В 1912 г. Бунин заметил о манере письма «Войны и мира»: «Вы вспомните, как  у него все просто, сильно и глубоко. А  ведь он не боялся  мелочей,  которые могли  бы  показаться  оскорбительными.  Наташа вбегает в избу к раненому князю  Андрею. Слышен чей-то храп... И вот чудится это гениальное «пити-пити», и все разрастается в целую симфонию человеческой

любви и страдания. А ведь этот  «храп»  за стеной нисколько  не помешал. Да, надо быть  широким  и  смелым  в  творчестве». У  самого  Бунина все гораздо сдержаннее. «Симфонии чувств» не встретить:  его герои,  может  быть, и  не способны на такое «оркестровое» богатство эмоций. Да и сам он экономен в  их передаче. Между тем «широта и смелость» наследуются писателем, даже в чем-то возрастая.

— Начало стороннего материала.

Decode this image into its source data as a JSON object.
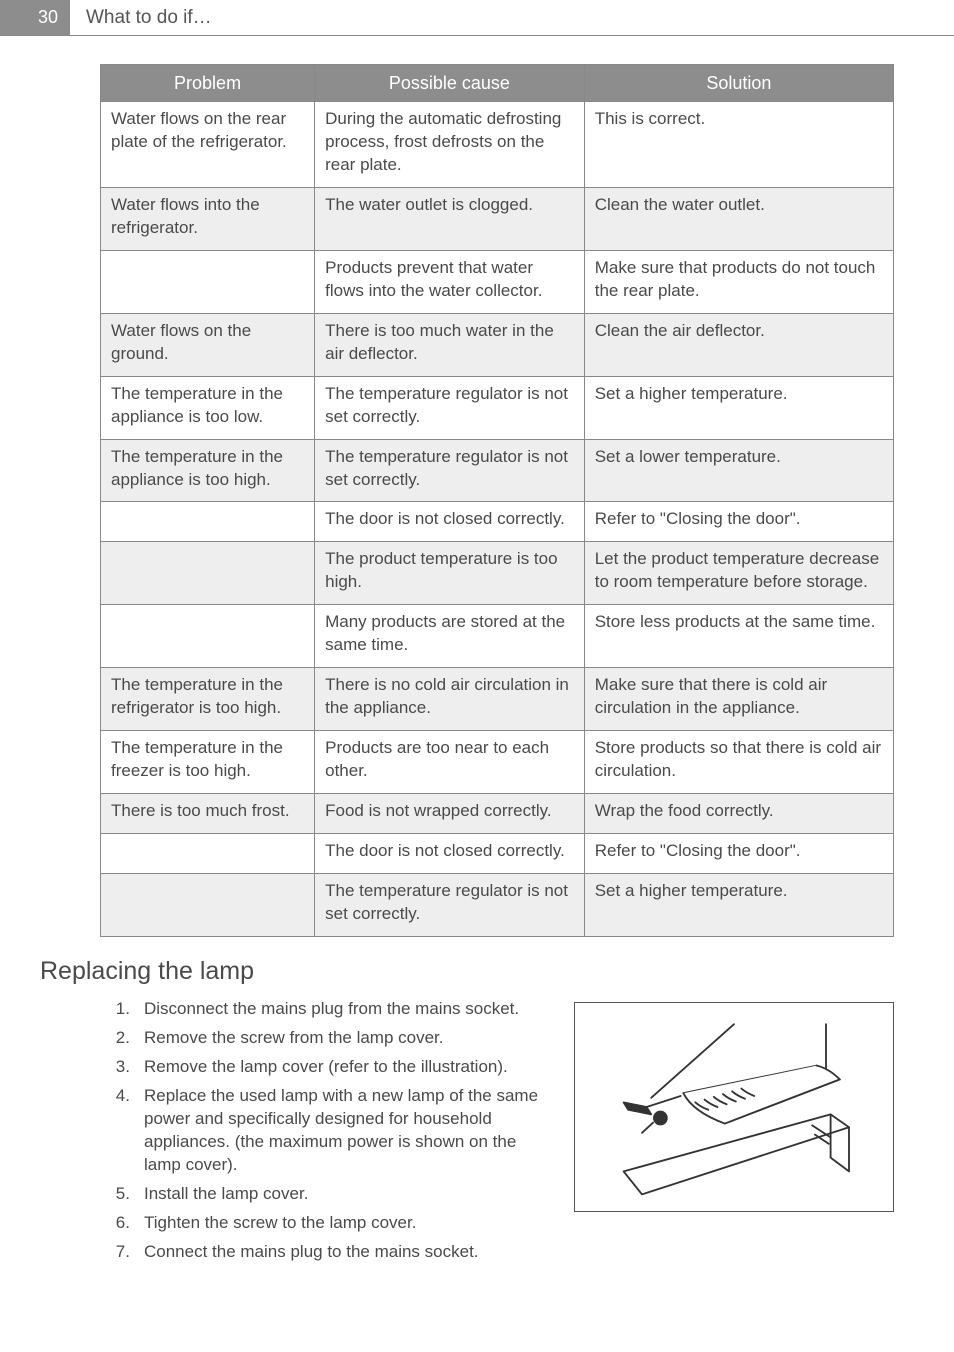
{
  "page_number": "30",
  "header_title": "What to do if…",
  "table": {
    "headers": [
      "Problem",
      "Possible cause",
      "Solution"
    ],
    "rows": [
      {
        "shaded": false,
        "cells": [
          "Water flows on the rear plate of the refrigerator.",
          "During the automatic defrosting process, frost defrosts on the rear plate.",
          "This is correct."
        ]
      },
      {
        "shaded": true,
        "cells": [
          "Water flows into the refrigerator.",
          "The water outlet is clogged.",
          "Clean the water outlet."
        ]
      },
      {
        "shaded": false,
        "cells": [
          "",
          "Products prevent that water flows into the water collector.",
          "Make sure that products do not touch the rear plate."
        ]
      },
      {
        "shaded": true,
        "cells": [
          "Water flows on the ground.",
          "There is too much water in the air deflector.",
          "Clean the air deflector."
        ]
      },
      {
        "shaded": false,
        "cells": [
          "The temperature in the appliance is too low.",
          "The temperature regulator is not set correctly.",
          "Set a higher temperature."
        ]
      },
      {
        "shaded": true,
        "cells": [
          "The temperature in the appliance is too high.",
          "The temperature regulator is not set correctly.",
          "Set a lower temperature."
        ]
      },
      {
        "shaded": false,
        "cells": [
          "",
          "The door is not closed correctly.",
          "Refer to \"Closing the door\"."
        ]
      },
      {
        "shaded": true,
        "cells": [
          "",
          "The product temperature is too high.",
          "Let the product temperature decrease to room temperature before storage."
        ]
      },
      {
        "shaded": false,
        "cells": [
          "",
          "Many products are stored at the same time.",
          "Store less products at the same time."
        ]
      },
      {
        "shaded": true,
        "cells": [
          "The temperature in the refrigerator is too high.",
          "There is no cold air circulation in the appliance.",
          "Make sure that there is cold air circulation in the appliance."
        ]
      },
      {
        "shaded": false,
        "cells": [
          "The temperature in the freezer is too high.",
          "Products are too near to each other.",
          "Store products so that there is cold air circulation."
        ]
      },
      {
        "shaded": true,
        "cells": [
          "There is too much frost.",
          "Food is not wrapped correctly.",
          "Wrap the food correctly."
        ]
      },
      {
        "shaded": false,
        "cells": [
          "",
          "The door is not closed correctly.",
          "Refer to \"Closing the door\"."
        ]
      },
      {
        "shaded": true,
        "cells": [
          "",
          "The temperature regulator is not set correctly.",
          "Set a higher temperature."
        ]
      }
    ]
  },
  "section_heading": "Replacing the lamp",
  "steps": [
    "Disconnect the mains plug from the mains socket.",
    "Remove the screw from the lamp cover.",
    "Remove the lamp cover (refer to the illustration).",
    "Replace the used lamp with a new lamp of the same power and specifically designed for household appliances. (the maximum power is shown on the lamp cover).",
    "Install the lamp cover.",
    "Tighten the screw to the lamp cover.",
    "Connect the mains plug to the mains socket."
  ],
  "colors": {
    "header_bg": "#8d8d8d",
    "header_fg": "#ffffff",
    "border": "#888888",
    "shaded_row": "#eeeeee",
    "text": "#4a4a4a"
  },
  "fonts": {
    "body_size_pt": 13,
    "heading_size_pt": 19,
    "th_size_pt": 14
  }
}
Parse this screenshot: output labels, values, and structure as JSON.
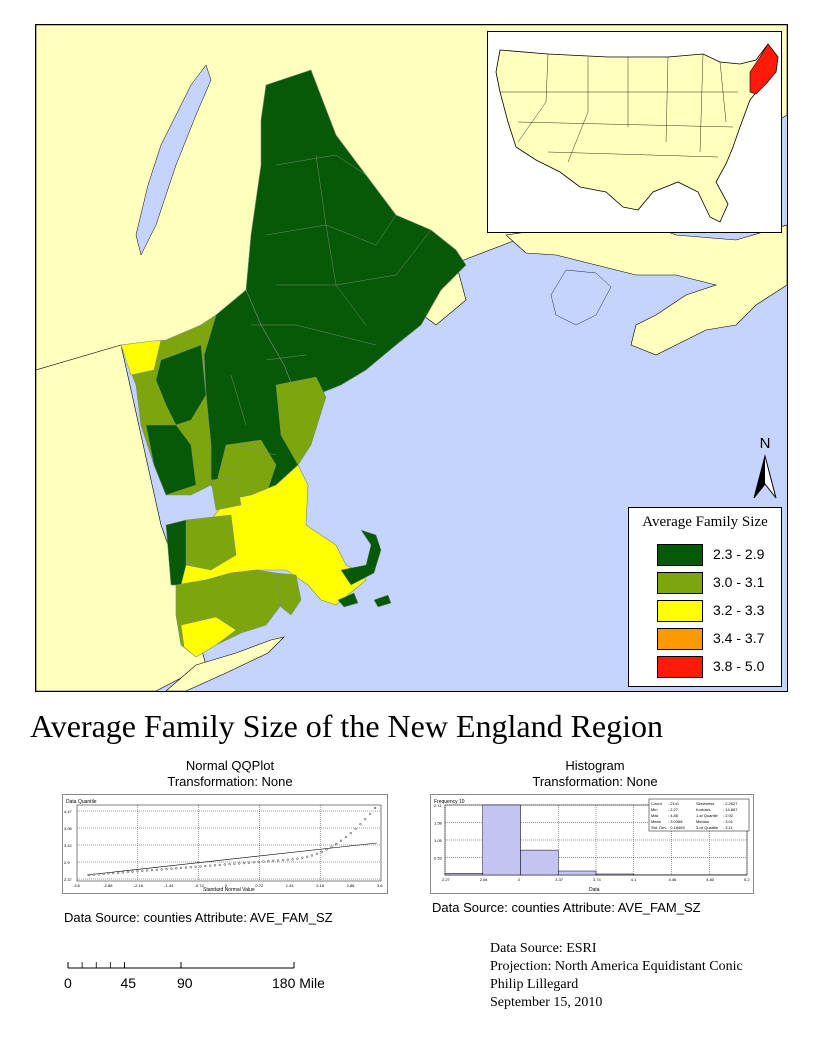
{
  "legend": {
    "title": "Average Family Size",
    "items": [
      {
        "label": "2.3 - 2.9",
        "color": "#065906"
      },
      {
        "label": "3.0 - 3.1",
        "color": "#7da60e"
      },
      {
        "label": "3.2 - 3.3",
        "color": "#ffff00"
      },
      {
        "label": "3.4 - 3.7",
        "color": "#ff9900"
      },
      {
        "label": "3.8 - 5.0",
        "color": "#ff1a0a"
      }
    ]
  },
  "north_arrow": {
    "label": "N"
  },
  "map_title": "Average Family Size of the New England Region",
  "qqplot": {
    "title": "Normal QQPlot",
    "transformation": "Transformation: None",
    "ylabel": "Data Quantile",
    "xlabel": "Standard Normal Value",
    "x_ticks": [
      "-3.6",
      "-2.88",
      "-2.16",
      "-1.44",
      "-0.72",
      "0",
      "0.72",
      "1.44",
      "2.16",
      "2.88",
      "3.6"
    ],
    "y_ticks": [
      "4.47",
      "3.95",
      "3.42",
      "2.9",
      "2.37"
    ],
    "source": "Data Source: counties Attribute: AVE_FAM_SZ"
  },
  "histogram": {
    "title": "Histogram",
    "transformation": "Transformation: None",
    "ylabel": "Frequency  10",
    "xlabel": "Data",
    "x_ticks": [
      "2.27",
      "2.64",
      "3",
      "3.37",
      "3.74",
      "4.1",
      "4.46",
      "4.83",
      "5.2"
    ],
    "y_ticks": [
      "2.11",
      "1.58",
      "1.05",
      "0.53"
    ],
    "stats": [
      [
        "Count",
        ": 2141",
        "Skewness",
        ": 2.2627"
      ],
      [
        "Min",
        ": 2.27",
        "Kurtosis",
        ": 14.867"
      ],
      [
        "Max",
        ": 4.86",
        "1-st Quartile",
        ": 2.92"
      ],
      [
        "Mean",
        ": 3.0368",
        "Median",
        ": 3.01"
      ],
      [
        "Std. Dev.",
        ": 0.18469",
        "3-rd Quartile",
        ": 3.11"
      ]
    ],
    "source": "Data Source: counties Attribute: AVE_FAM_SZ",
    "chart_data": {
      "type": "bar",
      "x": [
        2.27,
        2.64,
        3.0,
        3.37,
        3.74,
        4.1,
        4.46,
        4.83
      ],
      "values": [
        0.05,
        2.11,
        0.75,
        0.12,
        0.03,
        0.005,
        0.005,
        0.005
      ],
      "ylim": [
        0,
        2.11
      ]
    }
  },
  "scalebar": {
    "labels": [
      "0",
      "45",
      "90",
      "180 Miles"
    ],
    "values": [
      0,
      45,
      90,
      180
    ]
  },
  "credits": {
    "line1": "Data Source: ESRI",
    "line2": "Projection: North America Equidistant Conic",
    "line3": "Philip Lillegard",
    "line4": "September 15, 2010"
  }
}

Бунин  идет  дальше  в  соединении  высокого  и  низкого,  духовного  и физического. Он затрагивает те области взаимоотношений между людьми, которые целомудренно обходила литература XIX в. Во многом это объясняется стремлением Бунина донести до читателей  суровый  быт,  уклад крестьянской жизни.  Но  в большей степени  здесь сказался интерес писателя  к  выявлению истоков  и  характера  человеческих  переживаний.  Писатель  не  замалчивает печальных фактов  явно  аморального свойства.  И одновременно  убеждает в их трагической предопределенности и привычности для деревенского населения.

Коллизия,   которая  потрясает   в  «Воскресении» Толстого  болью   за

поруганную красоту и любовь Катюши Масловой, предстает в предельно сниженной форме  в  рассказе  Бунина  «Игнат».  Любка, услада  барчуков,  с  юных  лет развращена  ими. Автор не скупится  на антиэстетические детали в рассказе  о ней, чтобы  углубить  представление  об  этой  девице, откровенно  торгующей собой.  Катюшу  Маслову  несправедливо обвинили  в убийстве богатого клиента публичного дома. Любка,  стараясь  скрыть  свое  распутное поведение, сама вкладывает топор в руки мужа. Главным же героем  рассказа является молодой  пастух Игнат. Отношения с Любкой  (он сначала как будто влюблен в нее,  затем, женившись, ненавидит) и позволяют  понять суть произведения. Объективно, без единой  ноты открытого сочувствия поведана  на  редкость драматичная  история  гибели Игната. Замкнутый, одинокий,  он  ищет  радости  любви.  Бунин  считает естественным влечение молодого мужчины к женской красоте.  Но  постоянно  видя похотливое  поведение барчуков, «спокойное бесстыдство» Любки, Игнат быстро теряет взволнованную мечту о счастье и подчиняется низменным ощущениям.

Этот перелом в юной душе болезненно воспринимается автором. Не случайно в  рассказе  появляются  мрачные  эпизоды.  «Рядом  с  красавицей  Стрелкой, черноглазой  борзой  в атласной  белой  шерсти,  шел большой  рыжий  кобель, дворовый, и,  яростно  скаля  зубы,  рыча, захлебываясь, не подпускал  к ней никого из борзых. Томимый вожделением, Игнат двинулся за собаками  - смотреть на их  совокупление».  Страшнее и  проще нельзя  сказать  о  смерти человеческого в  человеке.  Немудрено,  что  животные  инстинкты  побеждают.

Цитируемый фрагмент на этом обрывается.